UPD Nah, that won't work out, see Interpretation of $\sum_{i=1}^n i$ I assume the answer is it is impossible.
OLD
I'm quite amazed, but the essential part is done and it turned out to be really easy in some sense. Now I just don't understand why I didn't get it earlier.
First, a bit of reminder:
$$\sum_{i=1}^n i^2 = \frac{n(n+1)(2n+1)}{6}$$
Straightforward analogy with calculus to find the antiderivative of $x^s$ for $s \in \{1,2,3\}$:
$$\sum_{i=1}^{\frac{x}{\Delta x}} (i \, \Delta x) \, \Delta x = \frac{x(x + \Delta x)}{2} \to \frac{x^2}{2}$$
$$\sum_{i=1}^{\frac{x}{\Delta x}} (i \, \Delta x)^2 \, \Delta x = \frac{x(x + \Delta x)(2x + \Delta x)}{6} \to \frac{x^3}{3}$$
$$\sum_{i=1}^{\frac{x}{\Delta x}} (i \, \Delta x)^3 \, \Delta x = \frac{x^2 (x + \Delta x)^2}{4} \to \frac{x^4}{4}$$
Thus the candidate rule to find algebraic antiderivative of polynomial $P(t)$:
$$I_P(t, \Delta t) = \sum_{i=1}^{\frac{t}{\Delta t}} P(i \, \Delta t) \, \Delta t $$
$$\int P(t) \, dt = I_P(t,0)$$
However I don't know yet how to interpret this formula.
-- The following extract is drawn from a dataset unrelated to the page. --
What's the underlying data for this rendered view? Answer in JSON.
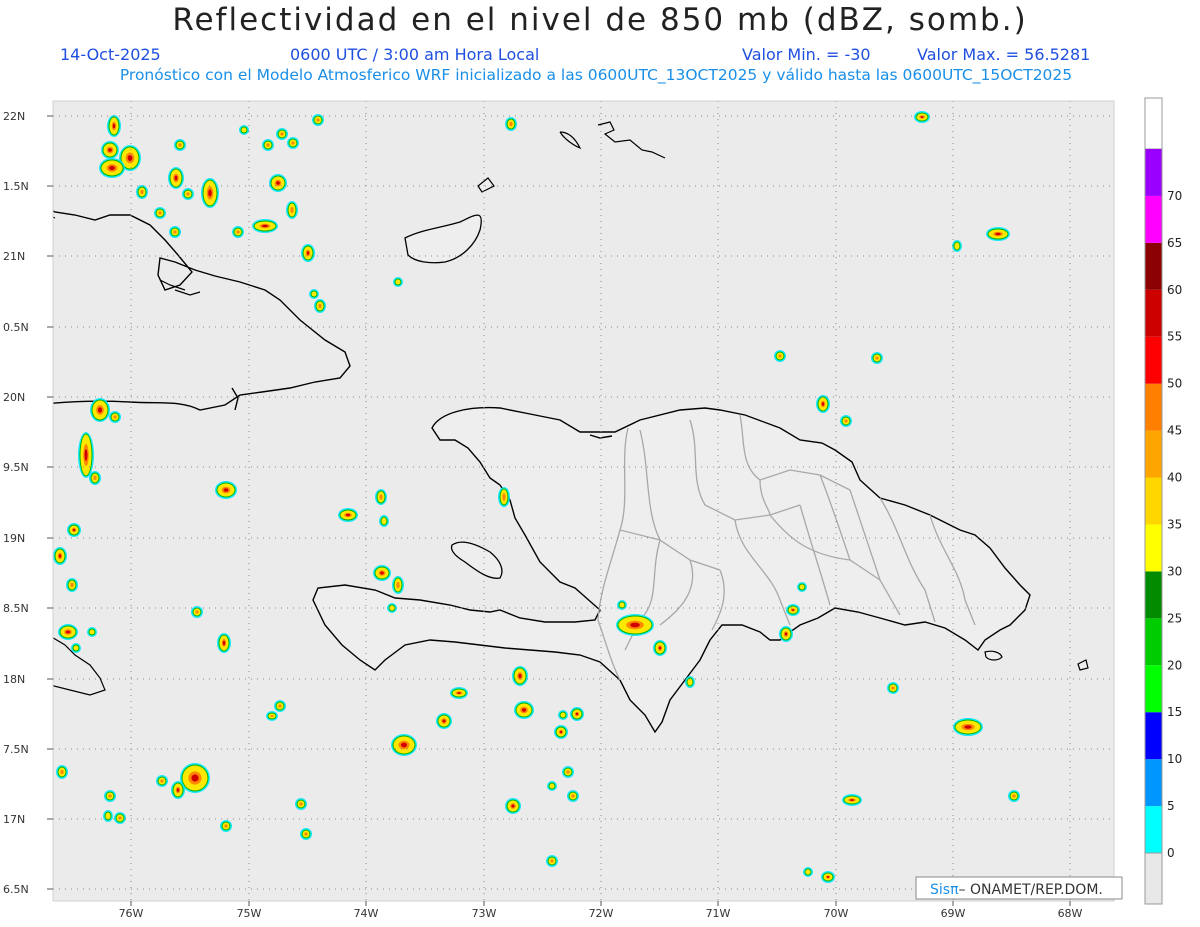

Actually I don't even know what is for example
$$1,2,3, \ldots, n,$$
and what is
$$\sum_{i=1}^n i^2$$
The only thing I know it gives something from $\mathbb Q[n]$, or maybe $\mathbb Z(n)$:
$$\frac{n(n+1)(2n+1)}{6}$$
Basically I need to learn what algebraic structures are the things mentioned belong to and what operations from this structures were engaged. By the way these questions are valid also for the differentiation.